While working on another project, I’ve had occasion to make some data relating to the blog aggregator site britishblogs.co.uk (now apparently defunct) which occurs in the Internet Archive between 2006 and 2012. I am unlikely to exploit it very much myself, and so I have made it available in figshare, in case it should be of use to anyone else.
Specifically, it is data derived from the UK Host Link Graph, which states the presence of links from one host to another in the JISC UK Web Domain Dataset (1996-2010), a dataset of archived web content for the UK country code top level domain captured by the Internet Archive.
It has 19,423 individual lines, each expressing one host-to-host linkage in content from a single year.
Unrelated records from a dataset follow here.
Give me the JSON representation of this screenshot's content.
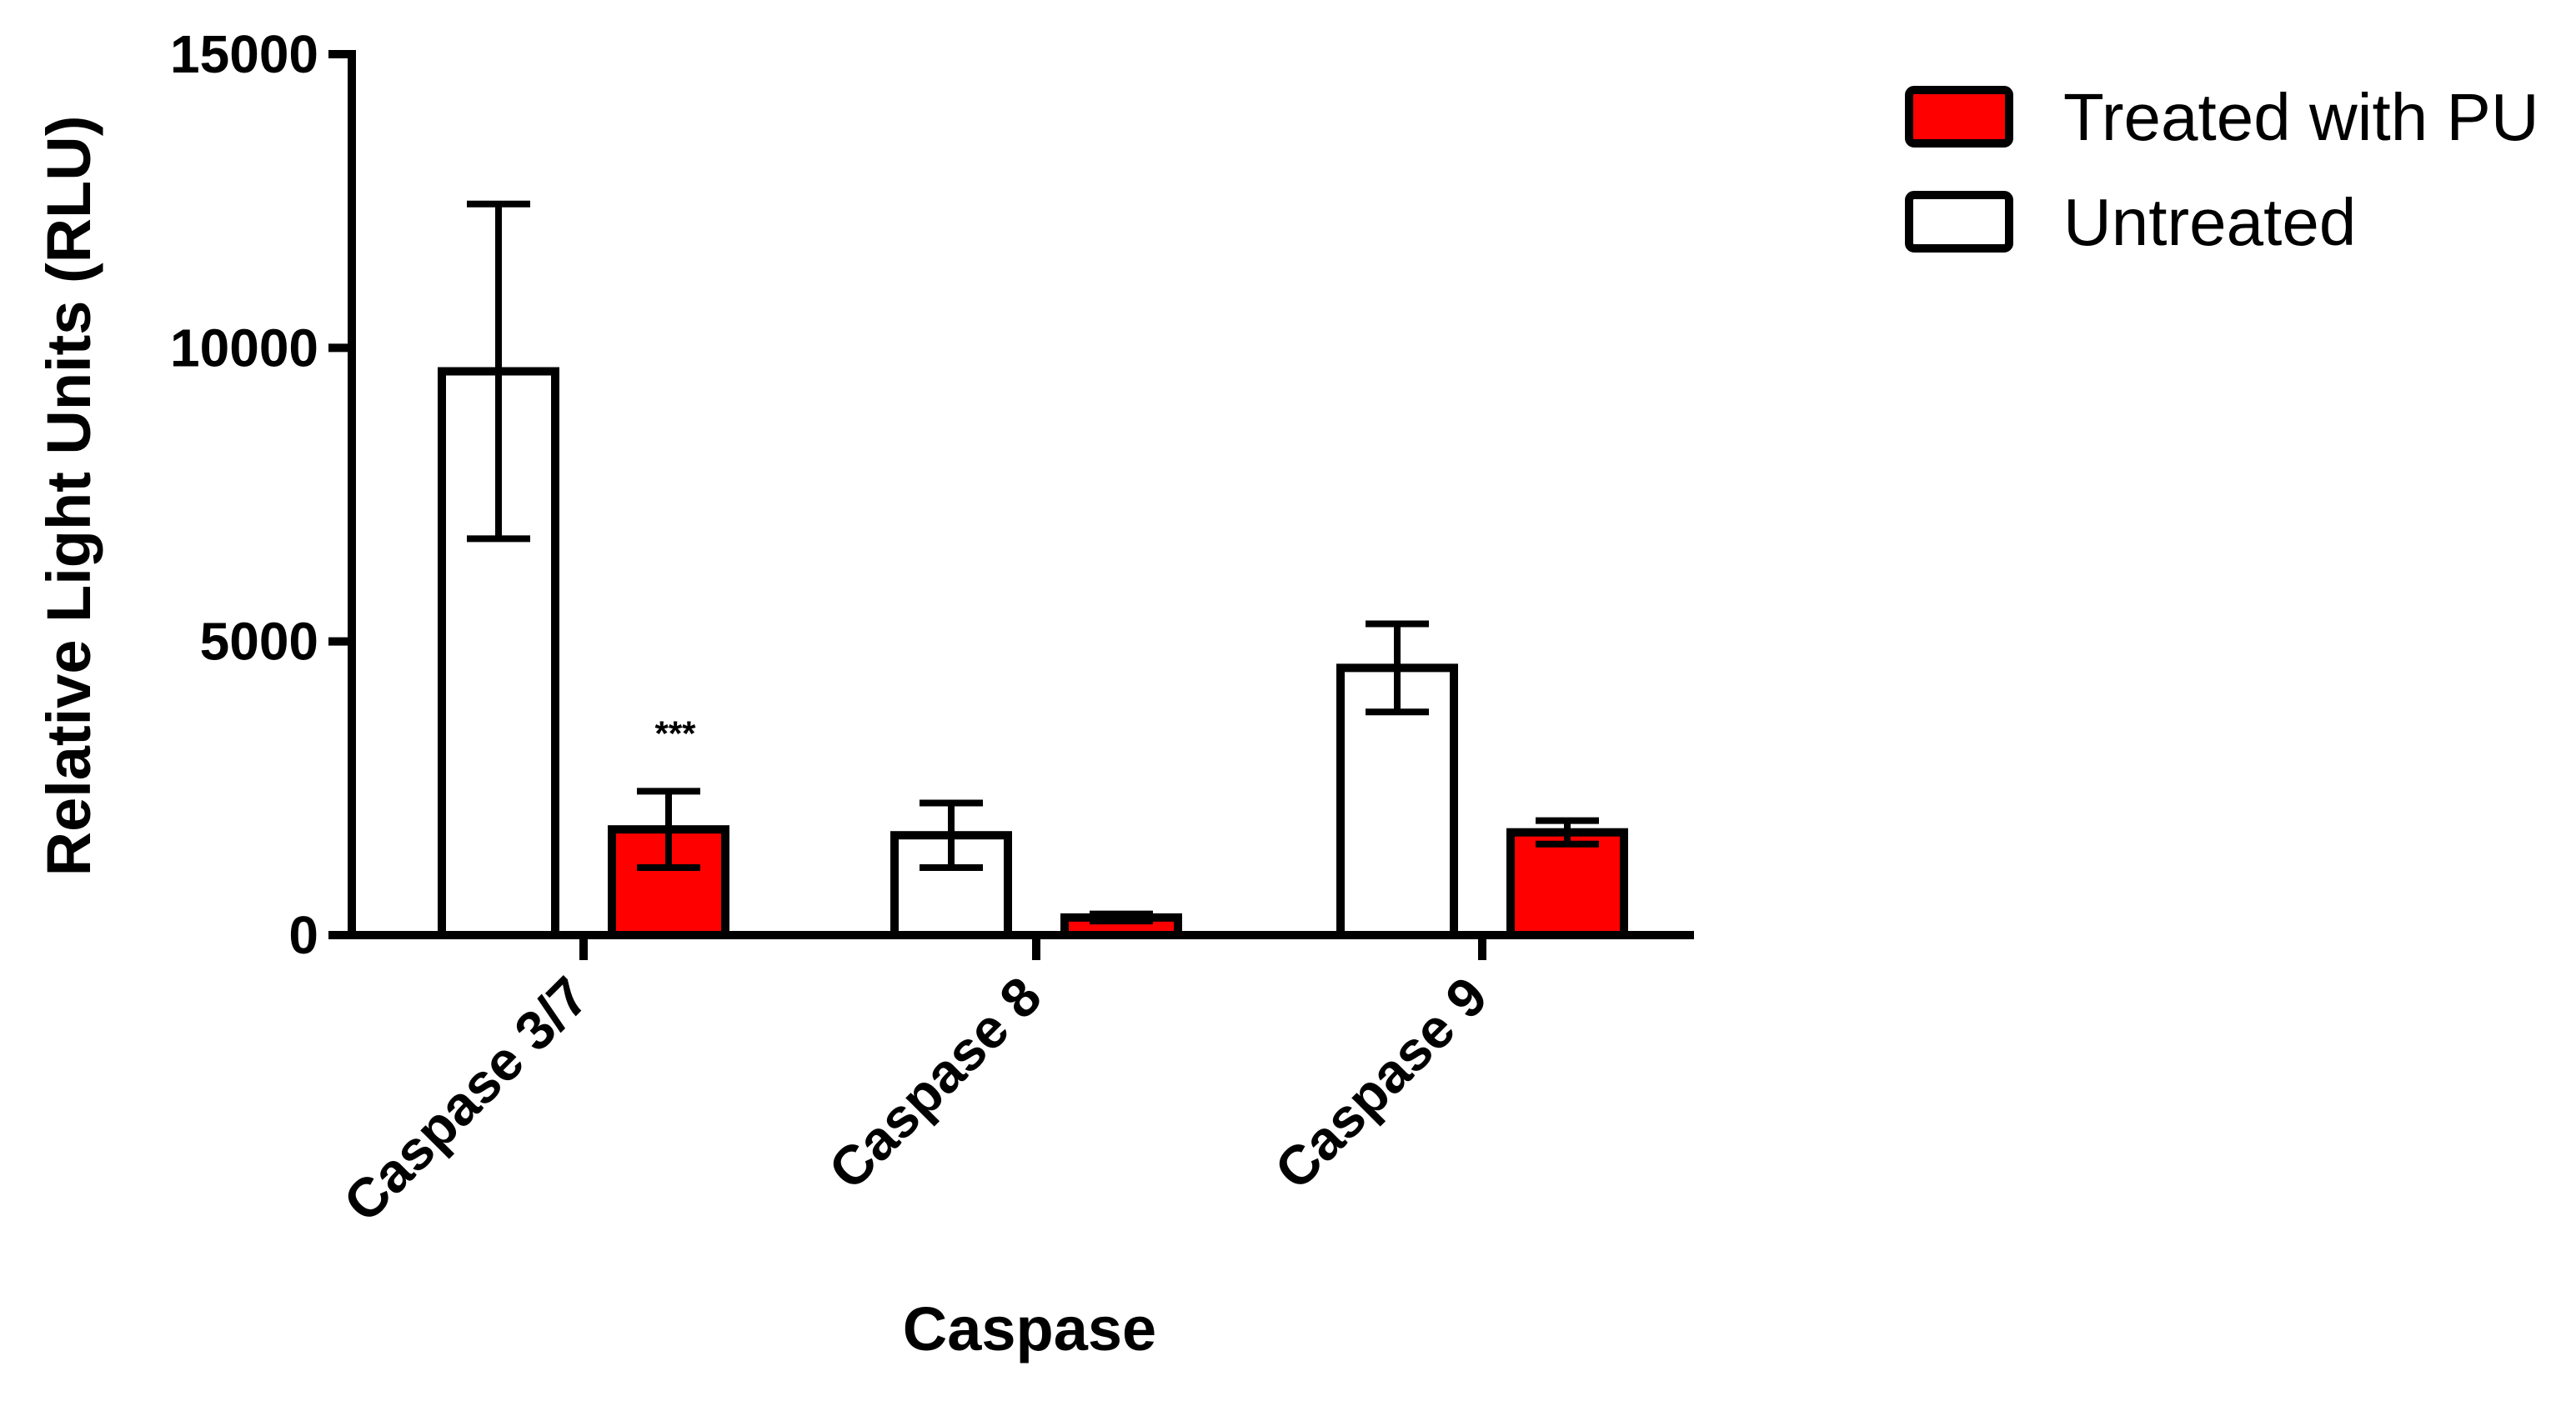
{
  "chart_data": {
    "type": "bar",
    "xlabel": "Caspase",
    "ylabel": "Relative Light Units (RLU)",
    "ylim": [
      0,
      15000
    ],
    "yticks": [
      0,
      5000,
      10000,
      15000
    ],
    "ytick_labels": [
      "0",
      "5000",
      "10000",
      "15000"
    ],
    "categories": [
      "Caspase 3/7",
      "Caspase 8",
      "Caspase 9"
    ],
    "series": [
      {
        "name": "Untreated",
        "color": "#ffffff",
        "values": [
          9600,
          1700,
          4550
        ],
        "error": [
          2850,
          550,
          750
        ]
      },
      {
        "name": "Treated with PU",
        "color": "#ff0000",
        "values": [
          1800,
          300,
          1750
        ],
        "error": [
          650,
          60,
          200
        ]
      }
    ],
    "legend_order": [
      "Treated with PU",
      "Untreated"
    ],
    "legend_position": "top-right",
    "annotations": [
      {
        "text": "***",
        "category": "Caspase 3/7",
        "series": "Treated with PU"
      }
    ],
    "grid": false
  }
}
Since the blog as a format seems to be particularly prone to disappearance over time, scholars of the British blogosphere may find this useful in locating now defunct blogs in the Internet Archive or elsewhere. My sense is that the blogs included in the aggregator were nominated by their authors as being British, and so this may be of some help in identifying British content in platforms such as WordPress or Blogger.
Some words of caution. The data is offered very much as-is, without any guarantees about robustness or significance. In particular:
(i) I have made no effort to de-duplicate where the Internet Archive crawled the site, or parts of it, more than once in a single year.
(ii) also present are a certain number of inbound links – that is to say, other hosts linking to britishblogs.co.uk. However, these are very much the minority.
(iii) there is also some analysis needed in understanding which links are to blogs, and which are to content linked to from within those blogs (and aggregated by British Blogs).